Volunteers and staff at the Pink Ladies Coffee Shop at the Cayman Islands Hospital Tuesday. The 35-year-old coffee shop is scheduled to close on Dec. 16. - PHOTO: TANEOS RAMSAY
Volunteers and staff at the Pink Ladies Coffee Shop at the Cayman Islands Hospital Tuesday. The 35-year-old coffee shop is scheduled to close on Dec. 16. – PHOTO: TANEOS RAMSAY


  1. This is a very sad story, because many persons visiting friends, or just visiting the doctor would always use the Pink Ladies coffee shop to grab a lunch of coffee bite.
    I do understand that the space may be needed for the Health service, but I must support that it should not go down like that. I do hope that by the time it is ready to close doors there is another plan in the making. Every Hospital you go to in the world has a place that you can go and get something to eat. So I really cannot believe that the Health Service Authority will not come up with a plan.
    No one can afford to volunteer much time any more, even if you are retired, so it should definitely be set up by the HSA or a private persons who are ready to pay a staff for services. Learn from other Hospitals who do it and is doing very well.

  2. So, if sufficient number of volunteers can be scheduled and shown the various tasks that they need to accomplish, can the Pink Ladies remain open?

    Why doesn’t someone coordinate a list of job duties with descriptions that are needed for each shift, and then recruit volunteers throughout the island who are willing to commit to volunteering a minimum of two hours per week at the hospital?

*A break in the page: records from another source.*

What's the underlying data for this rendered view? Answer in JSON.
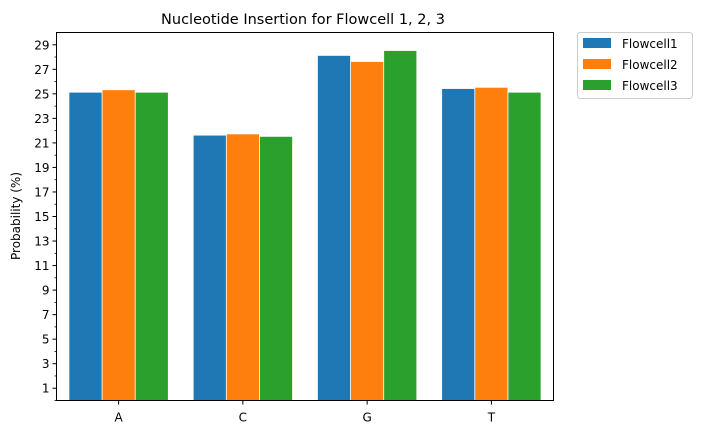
{
  "chart_data": {
    "type": "bar",
    "title": "Nucleotide Insertion for Flowcell 1, 2, 3",
    "xlabel": "",
    "ylabel": "Probability (%)",
    "categories": [
      "A",
      "C",
      "G",
      "T"
    ],
    "series": [
      {
        "name": "Flowcell1",
        "color": "#1f77b4",
        "values": [
          25.1,
          21.6,
          28.1,
          25.4
        ]
      },
      {
        "name": "Flowcell2",
        "color": "#ff7f0e",
        "values": [
          25.3,
          21.7,
          27.6,
          25.5
        ]
      },
      {
        "name": "Flowcell3",
        "color": "#2ca02c",
        "values": [
          25.1,
          21.5,
          28.5,
          25.1
        ]
      }
    ],
    "ylim": [
      0,
      30
    ],
    "yticks": [
      "1",
      "3",
      "5",
      "7",
      "9",
      "11",
      "13",
      "15",
      "17",
      "19",
      "21",
      "23",
      "25",
      "27",
      "29"
    ],
    "grid": false,
    "legend_position": "outside-top-right"
  }
}
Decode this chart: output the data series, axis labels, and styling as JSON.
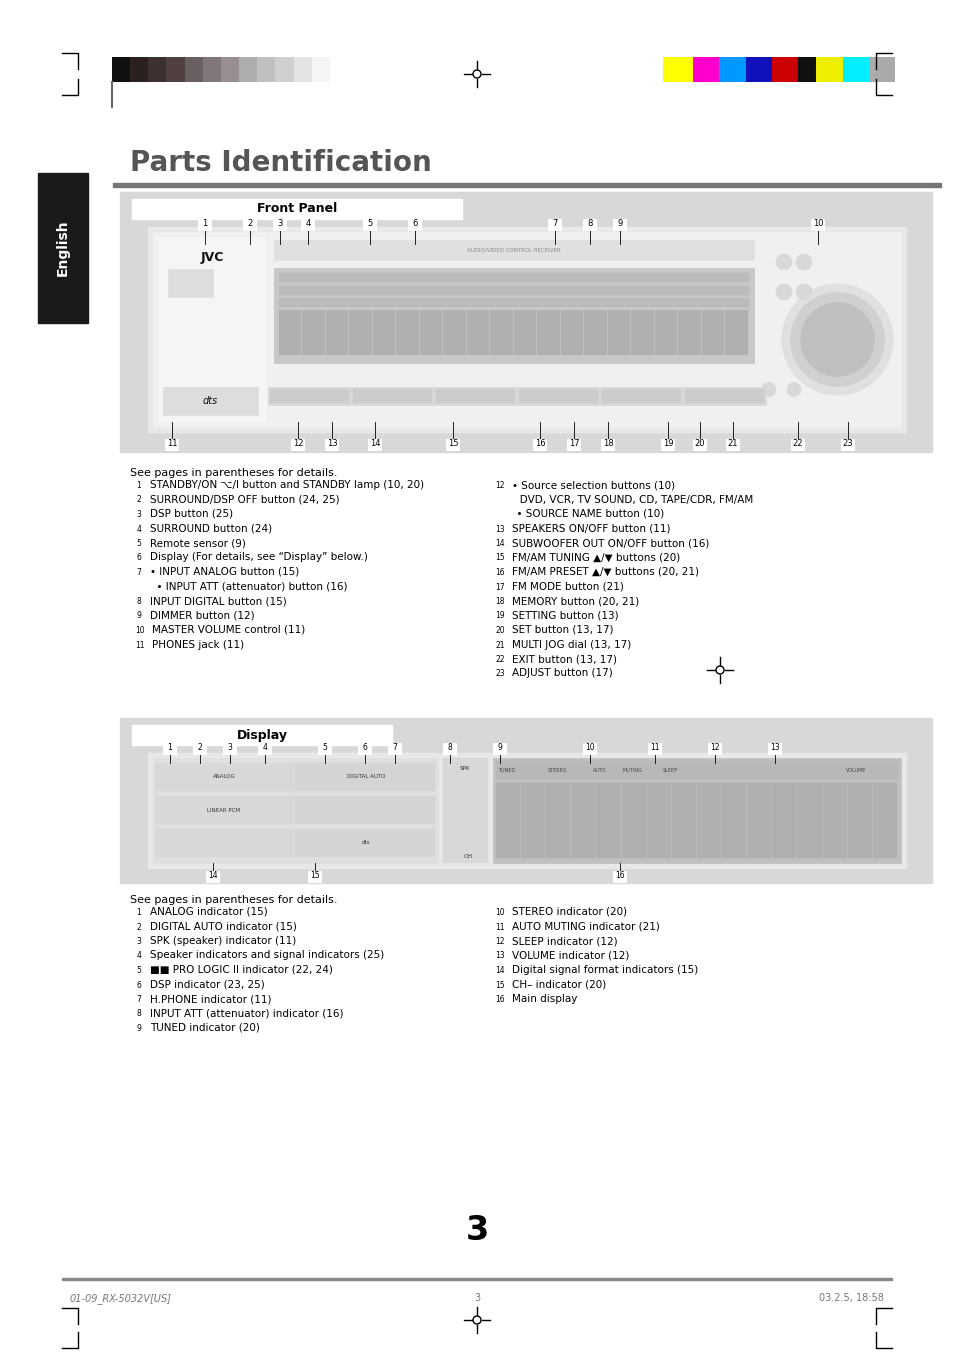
{
  "page_bg": "#ffffff",
  "title": "Parts Identification",
  "title_color": "#555555",
  "title_fontsize": 20,
  "english_tab_bg": "#1a1a1a",
  "english_tab_text": "English",
  "english_tab_color": "#ffffff",
  "section_bg": "#d4d4d4",
  "front_panel_title": "Front Panel",
  "display_title": "Display",
  "grayscale_colors": [
    "#111111",
    "#2a2020",
    "#3d3030",
    "#504040",
    "#686060",
    "#807878",
    "#989090",
    "#adadad",
    "#c0c0c0",
    "#d0d0d0",
    "#e4e4e4",
    "#f5f5f5"
  ],
  "color_swatches": [
    "#ffff00",
    "#ff00cc",
    "#0099ff",
    "#1111bb",
    "#cc0000",
    "#111111",
    "#eeee00",
    "#00eeff",
    "#aaaaaa"
  ],
  "footer_left": "01-09_RX-5032V[US]",
  "footer_center": "3",
  "footer_right": "03.2.5, 18:58",
  "page_number": "3",
  "left_column_items": [
    [
      "1",
      "STANDBY/ON ⌥/I button and STANDBY lamp (10, 20)"
    ],
    [
      "2",
      "SURROUND/DSP OFF button (24, 25)"
    ],
    [
      "3",
      "DSP button (25)"
    ],
    [
      "4",
      "SURROUND button (24)"
    ],
    [
      "5",
      "Remote sensor (9)"
    ],
    [
      "6",
      "Display (For details, see “Display” below.)"
    ],
    [
      "7",
      "• INPUT ANALOG button (15)"
    ],
    [
      "",
      "  • INPUT ATT (attenuator) button (16)"
    ],
    [
      "8",
      "INPUT DIGITAL button (15)"
    ],
    [
      "9",
      "DIMMER button (12)"
    ],
    [
      "10",
      "MASTER VOLUME control (11)"
    ],
    [
      "11",
      "PHONES jack (11)"
    ]
  ],
  "right_column_items": [
    [
      "12",
      "• Source selection buttons (10)"
    ],
    [
      "",
      "   DVD, VCR, TV SOUND, CD, TAPE/CDR, FM/AM"
    ],
    [
      "",
      "  • SOURCE NAME button (10)"
    ],
    [
      "13",
      "SPEAKERS ON/OFF button (11)"
    ],
    [
      "14",
      "SUBWOOFER OUT ON/OFF button (16)"
    ],
    [
      "15",
      "FM/AM TUNING ▲/▼ buttons (20)"
    ],
    [
      "16",
      "FM/AM PRESET ▲/▼ buttons (20, 21)"
    ],
    [
      "17",
      "FM MODE button (21)"
    ],
    [
      "18",
      "MEMORY button (20, 21)"
    ],
    [
      "19",
      "SETTING button (13)"
    ],
    [
      "20",
      "SET button (13, 17)"
    ],
    [
      "21",
      "MULTI JOG dial (13, 17)"
    ],
    [
      "22",
      "EXIT button (13, 17)"
    ],
    [
      "23",
      "ADJUST button (17)"
    ]
  ],
  "display_left_items": [
    [
      "1",
      "ANALOG indicator (15)"
    ],
    [
      "2",
      "DIGITAL AUTO indicator (15)"
    ],
    [
      "3",
      "SPK (speaker) indicator (11)"
    ],
    [
      "4",
      "Speaker indicators and signal indicators (25)"
    ],
    [
      "5",
      "■■ PRO LOGIC II indicator (22, 24)"
    ],
    [
      "6",
      "DSP indicator (23, 25)"
    ],
    [
      "7",
      "H.PHONE indicator (11)"
    ],
    [
      "8",
      "INPUT ATT (attenuator) indicator (16)"
    ],
    [
      "9",
      "TUNED indicator (20)"
    ]
  ],
  "display_right_items": [
    [
      "10",
      "STEREO indicator (20)"
    ],
    [
      "11",
      "AUTO MUTING indicator (21)"
    ],
    [
      "12",
      "SLEEP indicator (12)"
    ],
    [
      "13",
      "VOLUME indicator (12)"
    ],
    [
      "14",
      "Digital signal format indicators (15)"
    ],
    [
      "15",
      "CH– indicator (20)"
    ],
    [
      "16",
      "Main display"
    ]
  ]
}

    For instance, you know that you will need someone to come in and just veggie prep each shift for the hospital patients, their visitors and hospital staff for the breakfast meal, lunch meal and dinner meal…in other words, this volunteer would be needed to just slice the watermelons, cantaloupe, wash the grapes, apples, cut up the onions, tomatoes, lettuce, potatoes, etc. for each shift.

    In addition, you know that you will need someone to cover pots and pans only…have a job description for that.

    Next, you know that a volunteer is needed to wipe tables, accidental patron spills in the dining area and on the serving line for each meal…things like that.

    Also, you know you need someone to take out the trash after each shift and assist with cleaning.

    I mean, determine what the open hours are which, at a minimum, should include all visiting/pharmacy hours, etc. and coordinate from there.

    Doesn’t volunteer points count for permanent residency applicants anymore?

    Isn’t there a new community service component now in effect that is mandatory for our teenagers to now be able to graduate with their high school diploma? This volunteer service initiative from the Ministry of Education can also incorporate learning a trade to the school leavers by offering to certify the volunteers on successfully meeting certain benchmarks to obtain their food handling certification.

    Isn’t there alternative sentencing that our judiciary can assign as community service hours to avoid having to pay a fine or other harsher sentence?

    Isn’t there large numbers of church going people or unemployed members being supported by social services that can commit to two hours per week?

    You mean to tell me that the Cayman Islands has been so good to a large number of people that we can’t find enough volunteers willing to give back to the community by committing two hours per week???

    In a country of over 60,000 people, help me understand why a minimum of 20 volunteers can’t be located.